Lorsqu’on tape son nom sur un moteur de recherche, « escroc » continue de s’y accoler aussitôt. Une forme d’injustice, pense celui qui estime avoir payé sa dette. Et revendique le droit à l’oubli, si ce n’est au pardon. Surtout lorsque certains confrères le surnomment encore « l’escroc des stars ».

« Heureuseme­nt, aujourd’hui, beaucoup me disent aussi Monsieur Rocancourt, et ça devient même gênant pour ceux qui utilisent encore cette expression. Sur mon casier judiciaire, certes chargé, je n’ai aucune condamnati­on pour ça. Les stars, moi, je les fréquentai­s… » Cette époque, dans les années 1990, où le jeune Christophe, fils d’un docker et d’une prostituée séparés, passé de fugue en foyer durant son enfance pauvrissim­e, décide de fuir la capitale pour échapper à des ennuis judiciaire­s. Il s’y fera un nom en en usurpant certains (Rockefelle­r, De Laurentiis, van Hoven…). Fréquente le gratin mondain de Los Angeles, tel un petit diable parmi les « anges ». Arnaques auprès de personnes richissime­s en leur vendant des biens ou en leur prêtant de l’argent qu’il ne possédait pas, malgré un sacré train de vie. Jusqu’à la cavale, fatale, et la case prison. Sa notoriété, il l’a d’abord vécue cloîtré, sous haute sécurité.

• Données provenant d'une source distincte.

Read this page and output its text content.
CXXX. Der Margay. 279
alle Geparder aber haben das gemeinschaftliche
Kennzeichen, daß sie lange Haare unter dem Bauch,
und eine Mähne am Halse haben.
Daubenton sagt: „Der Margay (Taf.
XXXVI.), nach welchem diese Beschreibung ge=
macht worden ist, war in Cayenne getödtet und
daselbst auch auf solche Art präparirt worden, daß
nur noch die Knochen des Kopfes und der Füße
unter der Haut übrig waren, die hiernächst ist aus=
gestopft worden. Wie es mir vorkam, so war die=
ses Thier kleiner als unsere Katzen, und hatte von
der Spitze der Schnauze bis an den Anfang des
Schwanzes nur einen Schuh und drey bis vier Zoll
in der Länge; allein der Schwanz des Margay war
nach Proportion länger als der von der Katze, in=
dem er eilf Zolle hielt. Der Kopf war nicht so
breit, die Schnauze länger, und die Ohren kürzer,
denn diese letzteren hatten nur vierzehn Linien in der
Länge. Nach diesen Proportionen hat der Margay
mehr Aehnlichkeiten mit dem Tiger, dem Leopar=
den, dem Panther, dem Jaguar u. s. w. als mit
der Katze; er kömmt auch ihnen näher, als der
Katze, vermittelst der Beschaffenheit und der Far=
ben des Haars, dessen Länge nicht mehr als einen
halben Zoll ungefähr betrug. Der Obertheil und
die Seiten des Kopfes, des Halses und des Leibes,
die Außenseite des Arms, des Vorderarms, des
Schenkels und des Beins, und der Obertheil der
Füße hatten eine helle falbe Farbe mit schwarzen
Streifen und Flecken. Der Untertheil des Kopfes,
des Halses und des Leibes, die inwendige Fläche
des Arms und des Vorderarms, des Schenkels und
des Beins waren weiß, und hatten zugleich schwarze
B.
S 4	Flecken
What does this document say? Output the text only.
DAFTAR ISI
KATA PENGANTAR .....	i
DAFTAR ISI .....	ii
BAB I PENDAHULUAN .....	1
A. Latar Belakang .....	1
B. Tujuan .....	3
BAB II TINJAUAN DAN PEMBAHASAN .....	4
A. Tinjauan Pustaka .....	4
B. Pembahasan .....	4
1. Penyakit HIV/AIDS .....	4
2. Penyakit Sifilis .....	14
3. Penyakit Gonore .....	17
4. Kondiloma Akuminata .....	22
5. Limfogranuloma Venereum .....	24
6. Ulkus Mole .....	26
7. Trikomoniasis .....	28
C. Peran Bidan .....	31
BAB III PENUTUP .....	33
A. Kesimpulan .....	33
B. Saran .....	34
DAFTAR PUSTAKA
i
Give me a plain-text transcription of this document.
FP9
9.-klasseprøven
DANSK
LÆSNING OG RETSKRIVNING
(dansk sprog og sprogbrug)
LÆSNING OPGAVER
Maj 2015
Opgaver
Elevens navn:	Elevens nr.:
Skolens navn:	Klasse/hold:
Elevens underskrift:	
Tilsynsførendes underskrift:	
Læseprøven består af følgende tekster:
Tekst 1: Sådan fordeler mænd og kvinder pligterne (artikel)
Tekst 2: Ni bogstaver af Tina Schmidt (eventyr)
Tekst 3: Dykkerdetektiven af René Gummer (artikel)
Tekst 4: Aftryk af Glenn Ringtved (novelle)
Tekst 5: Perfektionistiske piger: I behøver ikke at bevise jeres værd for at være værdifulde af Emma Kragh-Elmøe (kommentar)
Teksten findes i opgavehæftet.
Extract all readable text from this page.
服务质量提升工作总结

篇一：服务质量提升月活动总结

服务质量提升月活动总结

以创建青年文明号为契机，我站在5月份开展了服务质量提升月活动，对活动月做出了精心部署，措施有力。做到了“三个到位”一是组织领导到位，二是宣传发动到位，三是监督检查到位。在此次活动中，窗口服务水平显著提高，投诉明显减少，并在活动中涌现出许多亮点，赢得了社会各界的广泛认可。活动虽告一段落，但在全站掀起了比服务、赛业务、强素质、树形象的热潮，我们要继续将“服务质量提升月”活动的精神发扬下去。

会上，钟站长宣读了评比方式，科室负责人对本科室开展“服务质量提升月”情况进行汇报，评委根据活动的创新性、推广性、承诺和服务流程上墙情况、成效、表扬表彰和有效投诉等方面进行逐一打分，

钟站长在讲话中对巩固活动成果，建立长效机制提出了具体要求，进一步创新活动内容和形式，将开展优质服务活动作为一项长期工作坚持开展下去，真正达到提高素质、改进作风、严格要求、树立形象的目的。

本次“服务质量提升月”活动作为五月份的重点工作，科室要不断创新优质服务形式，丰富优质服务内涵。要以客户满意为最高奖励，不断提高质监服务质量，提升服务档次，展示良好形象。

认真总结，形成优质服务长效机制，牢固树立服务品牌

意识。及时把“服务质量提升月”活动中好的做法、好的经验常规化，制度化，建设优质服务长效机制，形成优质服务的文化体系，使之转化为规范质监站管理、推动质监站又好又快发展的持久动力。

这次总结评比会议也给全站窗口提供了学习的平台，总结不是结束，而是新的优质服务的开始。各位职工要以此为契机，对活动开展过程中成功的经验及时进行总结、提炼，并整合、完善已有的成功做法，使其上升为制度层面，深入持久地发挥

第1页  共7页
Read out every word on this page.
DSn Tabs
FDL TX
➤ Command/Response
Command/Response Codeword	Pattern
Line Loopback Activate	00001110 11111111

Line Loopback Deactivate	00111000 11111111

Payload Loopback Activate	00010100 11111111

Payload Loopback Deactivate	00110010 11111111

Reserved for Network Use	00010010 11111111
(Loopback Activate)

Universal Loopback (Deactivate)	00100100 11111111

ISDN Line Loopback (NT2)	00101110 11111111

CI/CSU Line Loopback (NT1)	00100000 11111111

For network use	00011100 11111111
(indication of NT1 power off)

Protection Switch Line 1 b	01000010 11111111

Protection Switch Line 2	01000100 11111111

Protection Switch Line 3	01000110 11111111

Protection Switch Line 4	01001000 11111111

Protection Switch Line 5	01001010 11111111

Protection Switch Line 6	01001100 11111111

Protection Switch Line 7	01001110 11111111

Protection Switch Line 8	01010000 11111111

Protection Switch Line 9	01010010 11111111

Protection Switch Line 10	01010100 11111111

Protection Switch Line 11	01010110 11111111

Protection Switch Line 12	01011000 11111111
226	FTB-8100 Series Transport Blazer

« Dans ces prisons, la violence est un état de droit, où le plus fort mange le plus faible. Mais ça ne m’a pas brisé, malgré des conditions de détention inhumaines, parce que je me suis mis en mode survie, rapporte Christophe. Ce n’est qu’après, quand j’en suis sorti, que j’ai réalisé combien j’avais été impacté. À mon retour en France, j’allais sur les plateaux télé, les gens voulaient me toucher mais, moi, je n’avais qu’une envie, me retrouver seul entre les quatre murs de ma chambre, comme dans une cellule. »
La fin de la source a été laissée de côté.